A enfermeira do Hospital Universitário Cajuru,
Nadira Francisca dos Santos, compartilha uma experiência semelhante. Para ela,
a corrida é um meio de aliviar a agitação e o estresse acumulados no dia a dia
de uma instituição com atendimento 100% SUS em casos de trauma. “ Comecei a me exercitar por indicação de amigos e, depois de tentar musculação sem sucesso, passei a correr. No início, alternava entre corrida e caminhada, mas fui evoluindo e pegando
gosto pelo esporte. Com o tempo, participei de algumas provas menores até
encarar minha primeira maratona, a de Curitiba, há dois anos. Cruzar a linha de
chegada foi uma das maiores conquistas da minha vida”, conta Nadira.
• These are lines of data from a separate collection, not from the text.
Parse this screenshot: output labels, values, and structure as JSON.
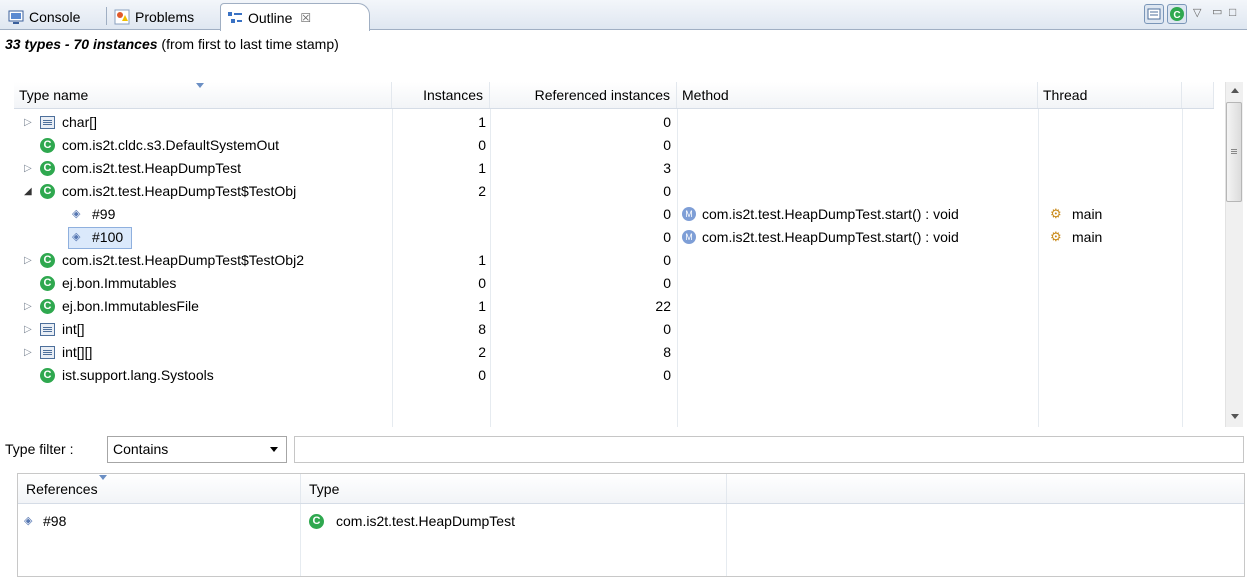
{
  "tabs": [
    {
      "label": "Console",
      "icon": "console-icon"
    },
    {
      "label": "Problems",
      "icon": "problems-icon"
    },
    {
      "label": "Outline",
      "icon": "outline-icon",
      "close": "☒"
    }
  ],
  "summary": {
    "bold": "33 types - 70 instances",
    "rest": " (from first to last time stamp)"
  },
  "columns": [
    "Type name",
    "Instances",
    "Referenced instances",
    "Method",
    "Thread"
  ],
  "rows": [
    {
      "name": "char[]",
      "instances": "1",
      "referenced": "0",
      "method": "",
      "thread": ""
    },
    {
      "name": "com.is2t.cldc.s3.DefaultSystemOut",
      "instances": "0",
      "referenced": "0",
      "method": "",
      "thread": ""
    },
    {
      "name": "com.is2t.test.HeapDumpTest",
      "instances": "1",
      "referenced": "3",
      "method": "",
      "thread": ""
    },
    {
      "name": "com.is2t.test.HeapDumpTest$TestObj",
      "instances": "2",
      "referenced": "0",
      "method": "",
      "thread": ""
    },
    {
      "name": "#99",
      "instances": "",
      "referenced": "0",
      "method": "com.is2t.test.HeapDumpTest.start() : void",
      "thread": "main"
    },
    {
      "name": "#100",
      "instances": "",
      "referenced": "0",
      "method": "com.is2t.test.HeapDumpTest.start() : void",
      "thread": "main"
    },
    {
      "name": "com.is2t.test.HeapDumpTest$TestObj2",
      "instances": "1",
      "referenced": "0",
      "method": "",
      "thread": ""
    },
    {
      "name": "ej.bon.Immutables",
      "instances": "0",
      "referenced": "0",
      "method": "",
      "thread": ""
    },
    {
      "name": "ej.bon.ImmutablesFile",
      "instances": "1",
      "referenced": "22",
      "method": "",
      "thread": ""
    },
    {
      "name": "int[]",
      "instances": "8",
      "referenced": "0",
      "method": "",
      "thread": ""
    },
    {
      "name": "int[][]",
      "instances": "2",
      "referenced": "8",
      "method": "",
      "thread": ""
    },
    {
      "name": "ist.support.lang.Systools",
      "instances": "0",
      "referenced": "0",
      "method": "",
      "thread": ""
    }
  ],
  "filter": {
    "label": "Type filter :",
    "mode": "Contains",
    "value": ""
  },
  "bottom": {
    "columns": [
      "References",
      "Type"
    ],
    "rows": [
      {
        "ref": "#98",
        "type": "com.is2t.test.HeapDumpTest"
      }
    ]
  }
}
Para André Covolan, anestesiologista do Hospital
São Marcelino Champagnat, a sensação de superação na escalada é a chave para
aliviar o peso da rotina. “Comecei há cerca de 10 anos, inicialmente pelo
contato com a natureza. Mas, com o passar do tempo, percebi que é um esporte
que me permite ter uma evolução tanto física quanto mental. Muitas vezes, ao
olhar para baixo, vejo até onde cheguei e sinto uma força renovada, uma
capacidade real de superar obstáculos”, explica o médico, que já participou
cinco vezes da prova El Cruce, nas montanhas da Patagônia,
na Argentina. Além disso, a escalada proporcionou momentos valiosos com a
família. “Ela superou minhas expectativas, especialmente quando comecei a
ensiná-la ao meu filho de cinco anos. Criar esse vínculo foi algo muito além do
que eu esperava do esporte”, comenta.
Medicina e esporte entrelaçados
A relação entre medicina e esporte vai muito além
do bem-estar físico. Para os médicos, a prática esportiva agrega aprendizados
fundamentais que se refletem no exercício da profissão. “Existe uma forte
ligação entre teoria e prática. É difícil ensinar alguém a fazer algo se você
mesmo não faz. Ao vivenciar o esporte diariamente, compreendo melhor a
realidade de um paciente atleta ou de quem deseja começar a treinar”, esclarece
Luiza. “Além disso,o esporte ensina lições valiosas que podem ser aplicadas no
consultório. O triatlo, por exemplo, mostra a importância de ter um objetivo
claro. Em subidas e descidas, seguimos o percurso. Na trajetória profissional,
é a mesma coisa: às vezes estamos bem, outras vezes não, mas o importante é não
perder o foco e dar sempre o nosso melhor”, enfatiza.
O anestesiologista André Covolan destaca que a
prática esportiva também aprimora a capacidade de lidar com situações críticas,
uma habilidade fundamental na medicina. “A escalada e outras modalidades vão
além da atividade física: são um treino constante que prepara não apenas o
atleta, mas também o profissional e o ser humano para enfrentar desafios
diários, especialmente no ambiente médico e cirúrgico. Além de fortalecer o
corpo, contribuindo em situações críticas, como paradas cardíacas, também
desenvolvem um preparo mental sólido, capacitando-nos para enfrentar
adversidades com resistência e clareza, qualidades indispensáveis no nosso
trabalho”, argumenta.
Qualidade de vida além do
consultório
A alta incidência de transtornos mentais entre
profissionais da saúde, intensificada após a pandemia, reforça a necessidade de
adotar hábitos que promovam mais qualidade de vida também para aqueles que são
responsáveis por salvá-las diariamente. “Se eu pudesse dar um conselho para
outros profissionais de saúde que estejam sobrecarregados, seria: pratiquem
esportes. Eles transformam o bem-estar, aumentam a disposição e fortalecem a
autoestima, refletindo diretamente na atuação profissional”, finaliza Nadira.